I mean for this to come across gently, but I have seen this discussion before in other places. You are right that the definition differs depending on one's side of the triad. Because this is what I see over and over: Adoptive parents want or need for their adopted children to say that love is thicker than blood. They need that validation. They don't want their child's bio family to have the same level of importance because they didn't "do all of the day to day hard stuff". (I'm not projecting this attitude onto you; I'm just describing the attitudes and comments I have seen many times before.) This is where all the "grown in my heart not under it" stuff comes from, and it is just fluff, frankly. No one is questioning the authenticity of the parent/child relationship and the love they have for one another. Not in the least. But when the bio parents and the adoptees want to offer that a choice of either/or does not have to be made, the adoptive parent side does not like that very much. It is like there is some kind of possessive undertone to the "love is thicker than blood" argument, and it kind of might as well read instead "I adopted you to fill a void in my life, and you are wrecking my dream of being mom if you love anyone else as much as you love me." I hope that doesn't come across as harsh, but I'm just trying to be frank. Every adopted person's experience is unique to them, and their family dynamic does not look the same as another's. I believe that both adoptive parents and bio parents should give the adoptee the freedom to feel what they naturally feel regarding love for either family without being made to feel guilty or disloyal to one side or the other. Why do you think so many adoptees say that they search in secret or wait until their parents are deceased to search out their bio history? I believe it has something to do with the intentional or unintentional competition that is created by trying to emphasize that "your REAL family is the one who raised you". Adoptive families do not need this type of wording to have proper validation. The relationship is authentic and valid without all the effort to minimize the biological connection.
Really?
Hmmm...I don't think so. I hit all three parts of the triad, as I'm also part of a birth family. I think individuals might express it differently, based on how they've processed their expereince, but I don't think it's based on where you are in the triad.

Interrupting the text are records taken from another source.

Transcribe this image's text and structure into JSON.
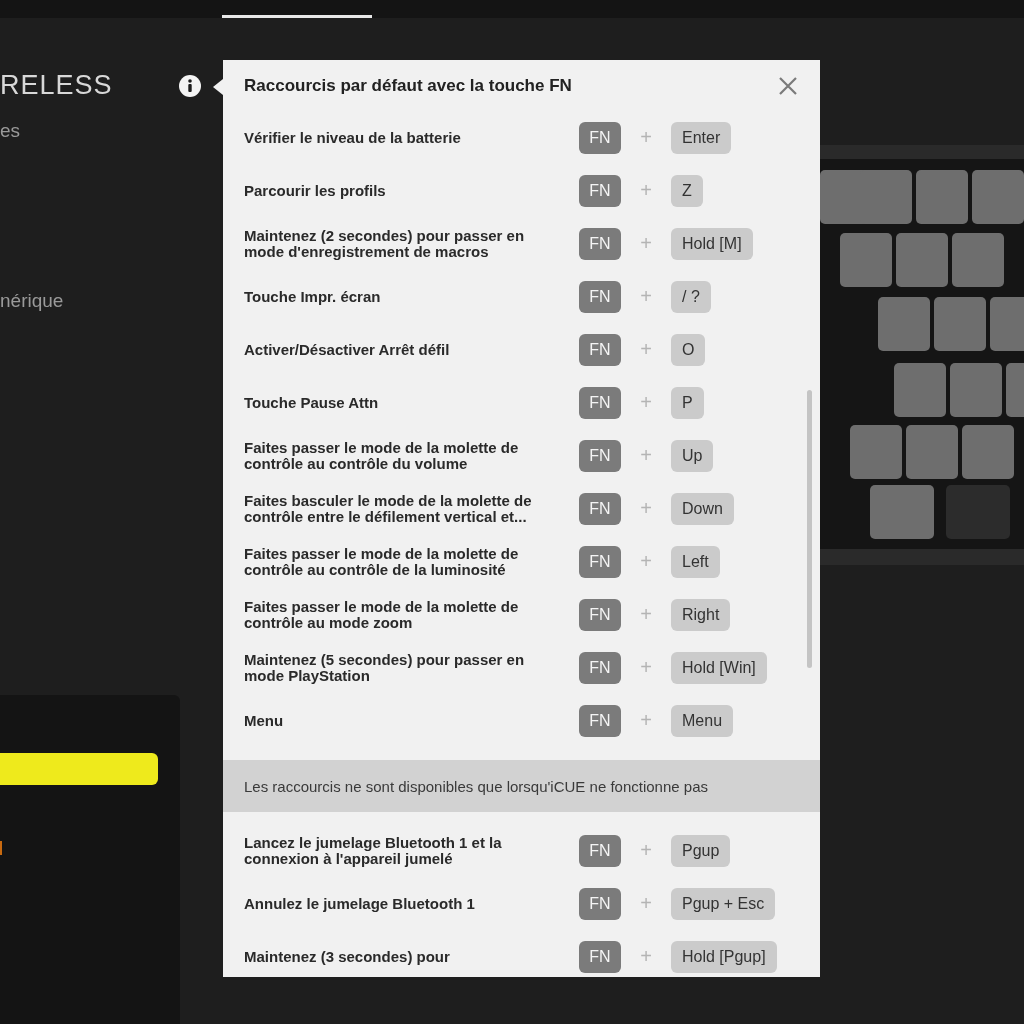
{
  "sidebar": {
    "title": "RELESS",
    "items": [
      "es",
      "nérique"
    ]
  },
  "popup": {
    "title": "Raccourcis par défaut avec la touche FN",
    "sections": [
      {
        "kind": "shortcuts",
        "rows": [
          {
            "description": "Vérifier le niveau de la batterie",
            "modifier": "FN",
            "plus": "+",
            "key": "Enter"
          },
          {
            "description": "Parcourir les profils",
            "modifier": "FN",
            "plus": "+",
            "key": "Z"
          },
          {
            "description": "Maintenez (2 secondes) pour passer en mode d'enregistrement de macros",
            "modifier": "FN",
            "plus": "+",
            "key": "Hold [M]"
          },
          {
            "description": "Touche Impr. écran",
            "modifier": "FN",
            "plus": "+",
            "key": "/ ?"
          },
          {
            "description": "Activer/Désactiver Arrêt défil",
            "modifier": "FN",
            "plus": "+",
            "key": "O"
          },
          {
            "description": "Touche Pause Attn",
            "modifier": "FN",
            "plus": "+",
            "key": "P"
          },
          {
            "description": "Faites passer le mode de la molette de contrôle au contrôle du volume",
            "modifier": "FN",
            "plus": "+",
            "key": "Up"
          },
          {
            "description": "Faites basculer le mode de la molette de contrôle entre le défilement vertical et...",
            "modifier": "FN",
            "plus": "+",
            "key": "Down"
          },
          {
            "description": "Faites passer le mode de la molette de contrôle au contrôle de la luminosité",
            "modifier": "FN",
            "plus": "+",
            "key": "Left"
          },
          {
            "description": "Faites passer le mode de la molette de contrôle au mode zoom",
            "modifier": "FN",
            "plus": "+",
            "key": "Right"
          },
          {
            "description": "Maintenez (5 secondes) pour passer en mode PlayStation",
            "modifier": "FN",
            "plus": "+",
            "key": "Hold [Win]"
          },
          {
            "description": "Menu",
            "modifier": "FN",
            "plus": "+",
            "key": "Menu"
          }
        ]
      },
      {
        "kind": "notice",
        "text": "Les raccourcis ne sont disponibles que lorsqu'iCUE ne fonctionne pas"
      },
      {
        "kind": "shortcuts",
        "rows": [
          {
            "description": "Lancez le jumelage Bluetooth 1 et la connexion à l'appareil jumelé",
            "modifier": "FN",
            "plus": "+",
            "key": "Pgup"
          },
          {
            "description": "Annulez le jumelage Bluetooth 1",
            "modifier": "FN",
            "plus": "+",
            "key": "Pgup + Esc"
          },
          {
            "description": "Maintenez (3 secondes) pour",
            "modifier": "FN",
            "plus": "+",
            "key": "Hold [Pgup]"
          }
        ]
      }
    ]
  }
}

Family is the people you love, support, nourish, and cherish - blood has nothing to do with it! I love my blood-family, but the some of the most influencial people in my life don't share a drop of blood with me!
I agree with Jenny. I've seen this too in the years I've been discussing adoption. It saddens me because my adoptive family is my family, but so is my biological family. I mean, there is just now way my biological family can NOT be my family. At the very least, they are my family in the technical sense. While adoption legally changes parentage, it doesn't change DNA. That exists, period. I'm not even talking about any kind of "bond", but just in a purely physical sense.
I do struggle with the need some adoptive parents have to dismiss that aspect. It seems to not be fully honoring of who their child is. I think it's fine to include a broader definition of family as we seek to understand all this, I just don't understand the exlcusion of the other.
I agree with this: "Adoptive families do not need this type of wording to have proper validation. The relationship is authentic and valid without all the effort to minimize the biological connection."
My adoptive family is completely valid. I don't need my biolgical connections to be dismissed in order for my adoptive connections to be real and true.